Mas em 1995, um ano antes de aparecer como opção na Lei de Diretrizes e Bases da Educação, a Pesquisa Nacional por Amostra de Domicílios, do IBGE, registrava que 28% das crianças de oito anos de idade eram analfabetas. Em 2015, esse percentual havia caído para 10%. 

Outra base de dados a contradizer o senador é a do Inep (instituto de estudos e avaliações vinculado ao MEC). Dados do instituto tabulados pelo movimento Todos Pela Educação mostram que, em 1995, portanto um ano antes da LDB e da expansão dos ciclos, somente 19% dos alunos terminavam o quinto ano com aprendizado adequado em matemática. Em 2015, esse percentual era de 43%. 

metas desempenho 

Esses dados não provam que o sistema de ciclos melhorou a qualidade do ensino. Para isso, é necessário fazer pesquisas mais rigorosas. E a boa notícia é que elas já existem.

Em 2007, Ocimar Alavarse (USP) comparou na Prova Brasil (avaliação oficial do MEC) o desempenho de alunos em redes que adotavam ciclos com os demais e concluiu que a política “não levou a desempenhos inferiores”. No mesmo ano, Sergei Soares (Ipea) também concluiu ao analisar dados internacionais que as políticas de progressão continuada não exercem qualquer impacto negativo sobre o desempenho escolar dos alunos.” 

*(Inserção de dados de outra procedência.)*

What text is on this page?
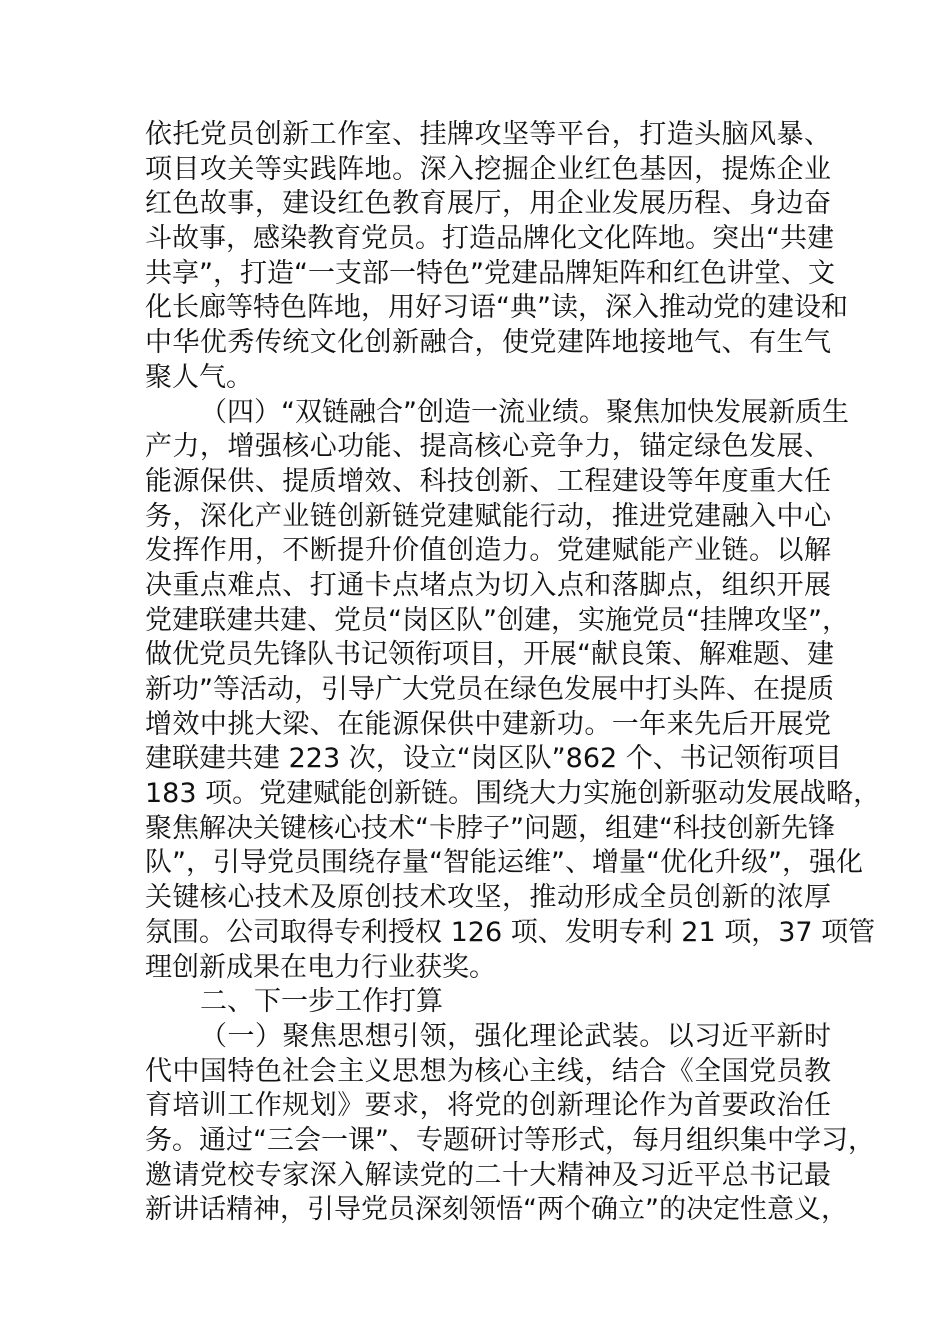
依托党员创新工作室、挂牌攻坚等平台，打造头脑风暴、
项目攻关等实践阵地。深入挖掘企业红色基因，提炼企业
红色故事，建设红色教育展厅，用企业发展历程、身边奋
斗故事，感染教育党员。打造品牌化文化阵地。突出“共建
共享”，打造“一支部一特色”党建品牌矩阵和红色讲堂、文
化长廊等特色阵地，用好习语“典”读，深入推动党的建设和
中华优秀传统文化创新融合，使党建阵地接地气、有生气
聚人气。
（四）“双链融合”创造一流业绩。聚焦加快发展新质生
产力，增强核心功能、提高核心竞争力，锚定绿色发展、
能源保供、提质增效、科技创新、工程建设等年度重大任
务，深化产业链创新链党建赋能行动，推进党建融入中心
发挥作用，不断提升价值创造力。党建赋能产业链。以解
决重点难点、打通卡点堵点为切入点和落脚点，组织开展
党建联建共建、党员“岗区队”创建，实施党员“挂牌攻坚”，
做优党员先锋队书记领衔项目，开展“献良策、解难题、建
新功”等活动，引导广大党员在绿色发展中打头阵、在提质
增效中挑大梁、在能源保供中建新功。一年来先后开展党
建联建共建 223 次，设立“岗区队”862 个、书记领衔项目
183 项。党建赋能创新链。围绕大力实施创新驱动发展战略，
聚焦解决关键核心技术“卡脖子”问题，组建“科技创新先锋
队”，引导党员围绕存量“智能运维”、增量“优化升级”，强化
关键核心技术及原创技术攻坚，推动形成全员创新的浓厚
氛围。公司取得专利授权 126 项、发明专利 21 项，37 项管
理创新成果在电力行业获奖。
二、下一步工作打算
（一）聚焦思想引领，强化理论武装。以习近平新时
代中国特色社会主义思想为核心主线，结合《全国党员教
育培训工作规划》要求，将党的创新理论作为首要政治任
务。通过“三会一课”、专题研讨等形式，每月组织集中学习，
邀请党校专家深入解读党的二十大精神及习近平总书记最
新讲话精神，引导党员深刻领悟“两个确立”的决定性意义，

Em 2008, Naercio Menezes-Filho (Insper) e outros autores identificaram uma pequena queda no desempenho no 9o ano do ensino fundamental, mas que, na avaliação dos pesquisadores, era compensada pelos benefícios futuros de reduzir o número de jovens que abandonam a escola. Mais recentemente, em 2014, Reynaldo Fernandes (USP) e outros autores concluíram que “o fluxo educacional melhorou no ensino fundamental sem que se verificasse uma queda no desempenho dos estudantes pertencentes às gerações beneficiadas por essas políticas” de progressão continuada.

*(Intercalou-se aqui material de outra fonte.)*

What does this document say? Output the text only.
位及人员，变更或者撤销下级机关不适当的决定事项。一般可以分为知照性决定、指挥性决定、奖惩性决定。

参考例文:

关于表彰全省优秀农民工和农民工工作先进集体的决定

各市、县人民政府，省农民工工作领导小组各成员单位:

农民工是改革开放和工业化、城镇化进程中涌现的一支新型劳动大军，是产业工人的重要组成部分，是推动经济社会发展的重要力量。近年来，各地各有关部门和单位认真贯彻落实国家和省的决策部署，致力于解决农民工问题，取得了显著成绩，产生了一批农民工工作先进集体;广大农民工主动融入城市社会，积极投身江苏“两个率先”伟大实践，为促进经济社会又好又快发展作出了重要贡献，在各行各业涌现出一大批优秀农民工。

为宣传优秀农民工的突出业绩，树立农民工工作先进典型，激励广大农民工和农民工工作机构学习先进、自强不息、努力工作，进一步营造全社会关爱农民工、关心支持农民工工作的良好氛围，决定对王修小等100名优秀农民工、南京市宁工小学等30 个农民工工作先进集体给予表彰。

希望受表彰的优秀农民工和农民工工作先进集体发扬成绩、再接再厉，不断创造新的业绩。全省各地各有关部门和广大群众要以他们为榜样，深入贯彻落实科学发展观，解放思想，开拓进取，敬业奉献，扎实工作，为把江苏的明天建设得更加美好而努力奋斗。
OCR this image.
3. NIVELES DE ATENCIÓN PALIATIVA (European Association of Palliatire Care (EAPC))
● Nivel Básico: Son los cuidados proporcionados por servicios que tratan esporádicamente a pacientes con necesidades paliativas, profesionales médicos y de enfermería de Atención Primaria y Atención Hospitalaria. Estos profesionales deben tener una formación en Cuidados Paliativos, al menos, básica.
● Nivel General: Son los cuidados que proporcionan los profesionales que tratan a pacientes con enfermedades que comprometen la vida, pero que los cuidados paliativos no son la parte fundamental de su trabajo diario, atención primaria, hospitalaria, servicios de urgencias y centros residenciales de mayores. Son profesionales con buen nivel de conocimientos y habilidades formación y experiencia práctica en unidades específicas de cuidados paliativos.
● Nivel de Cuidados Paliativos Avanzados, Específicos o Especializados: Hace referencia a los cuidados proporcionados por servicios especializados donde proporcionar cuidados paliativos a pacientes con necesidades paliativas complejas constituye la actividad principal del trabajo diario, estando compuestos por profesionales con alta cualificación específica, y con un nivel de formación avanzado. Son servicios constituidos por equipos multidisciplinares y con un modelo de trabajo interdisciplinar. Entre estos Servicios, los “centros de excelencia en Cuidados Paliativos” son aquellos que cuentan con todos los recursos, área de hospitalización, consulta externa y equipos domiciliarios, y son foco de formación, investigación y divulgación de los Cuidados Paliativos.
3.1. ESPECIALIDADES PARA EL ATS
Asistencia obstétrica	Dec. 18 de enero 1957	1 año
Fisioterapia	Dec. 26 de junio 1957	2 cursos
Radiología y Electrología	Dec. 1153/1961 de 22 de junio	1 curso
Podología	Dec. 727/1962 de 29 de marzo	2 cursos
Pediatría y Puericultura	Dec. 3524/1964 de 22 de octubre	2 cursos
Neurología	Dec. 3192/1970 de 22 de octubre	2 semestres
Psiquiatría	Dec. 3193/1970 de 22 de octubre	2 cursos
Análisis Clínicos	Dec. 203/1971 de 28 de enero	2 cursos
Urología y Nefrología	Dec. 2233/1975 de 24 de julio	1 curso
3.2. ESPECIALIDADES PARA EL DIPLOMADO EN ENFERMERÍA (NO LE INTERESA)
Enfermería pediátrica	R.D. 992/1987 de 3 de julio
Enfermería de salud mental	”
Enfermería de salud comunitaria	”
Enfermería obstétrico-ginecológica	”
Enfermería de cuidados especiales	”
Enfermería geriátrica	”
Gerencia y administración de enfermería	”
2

Os resultados desses estudos podem variar um pouco, mas em geral contam a mesma história: os ciclos são eficazes na redução da evasão escolar e não causaram queda na qualidade do ensino. Mas tampouco pode-se concluir, pelo conjunto de evidências desses trabalhos, que a política melhorou o desempenho dos alunos (apenas o trabalho de Fernandes e outros apontou algum impacto positivo). A progressão continuada, portanto, não resolve o problema da baixa qualidade do ensino (quem dera fosse tão simples) e há muitas críticas a serem feitas pela forma como foi implementada em várias redes.

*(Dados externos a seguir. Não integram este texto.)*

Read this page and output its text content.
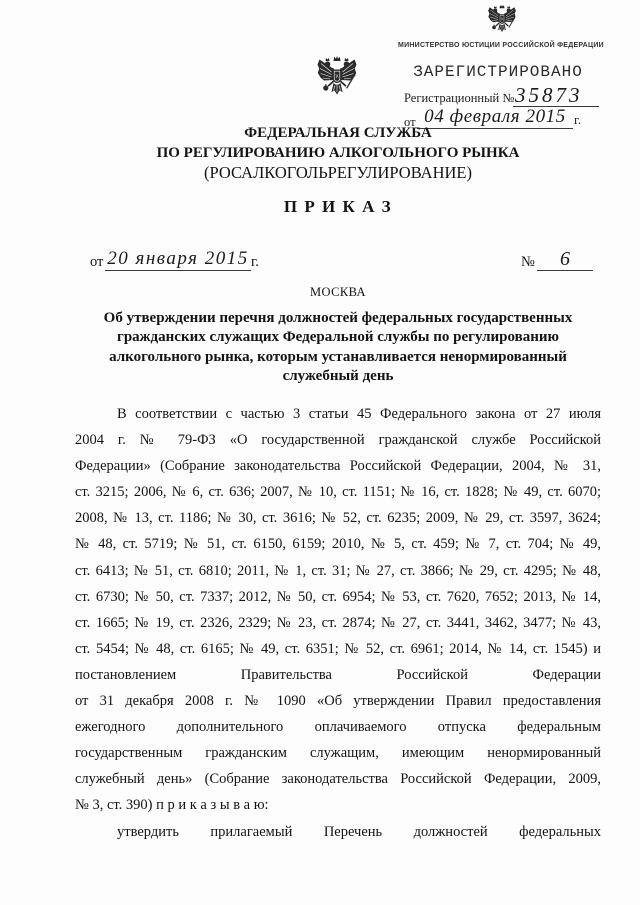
МИНИСТЕРСТВО ЮСТИЦИИ РОССИЙСКОЙ ФЕДЕРАЦИИ
ЗАРЕГИСТРИРОВАНО
Регистрационный № 35873
от 04 февраля 2015 г.
ФЕДЕРАЛЬНАЯ СЛУЖБА
ПО РЕГУЛИРОВАНИЮ АЛКОГОЛЬНОГО РЫНКА
(РОСАЛКОГОЛЬРЕГУЛИРОВАНИЕ)
П Р И К А З
от 20 января 2015 г.	№	6
МОСКВА
Об утверждении перечня должностей федеральных государственных
гражданских служащих Федеральной службы по регулированию
алкогольного рынка, которым устанавливается ненормированный
служебный день
В соответствии с частью 3 статьи 45 Федерального закона от 27 июля
2004 г. № 79-ФЗ «О государственной гражданской службе Российской
Федерации» (Собрание законодательства Российской Федерации, 2004, № 31,
ст. 3215; 2006, № 6, ст. 636; 2007, № 10, ст. 1151; № 16, ст. 1828; № 49, ст. 6070;
2008, № 13, ст. 1186; № 30, ст. 3616; № 52, ст. 6235; 2009, № 29, ст. 3597, 3624;
№ 48, ст. 5719; № 51, ст. 6150, 6159; 2010, № 5, ст. 459; № 7, ст. 704; № 49,
ст. 6413; № 51, ст. 6810; 2011, № 1, ст. 31; № 27, ст. 3866; № 29, ст. 4295; № 48,
ст. 6730; № 50, ст. 7337; 2012, № 50, ст. 6954; № 53, ст. 7620, 7652; 2013, № 14,
ст. 1665; № 19, ст. 2326, 2329; № 23, ст. 2874; № 27, ст. 3441, 3462, 3477; № 43,
ст. 5454; № 48, ст. 6165; № 49, ст. 6351; № 52, ст. 6961; 2014, № 14, ст. 1545) и
постановлением Правительства Российской Федерации
от 31 декабря 2008 г. № 1090 «Об утверждении Правил предоставления
ежегодного дополнительного оплачиваемого отпуска федеральным
государственным гражданским служащим, имеющим ненормированный
служебный день» (Собрание законодательства Российской Федерации, 2009,
№ 3, ст. 390) п р и к а з ы в а ю:
утвердить прилагаемый Перечень должностей федеральных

Como em qualquer tema que desperta discussões acaloradas, é difícil para a maioria de nós aceitar argumentos, por mais fundamentados que sejam, que contrariem opiniões pré-concebidas. Enquanto isso afeta debates em mesas de bar ou mídias sociais, menos mal. O preocupante é quando formuladores de políticas públicas ignoram essas evidências na hora de propor soluções simplórias para um tema tão complexo quanto a melhoria da qualidade do ensino.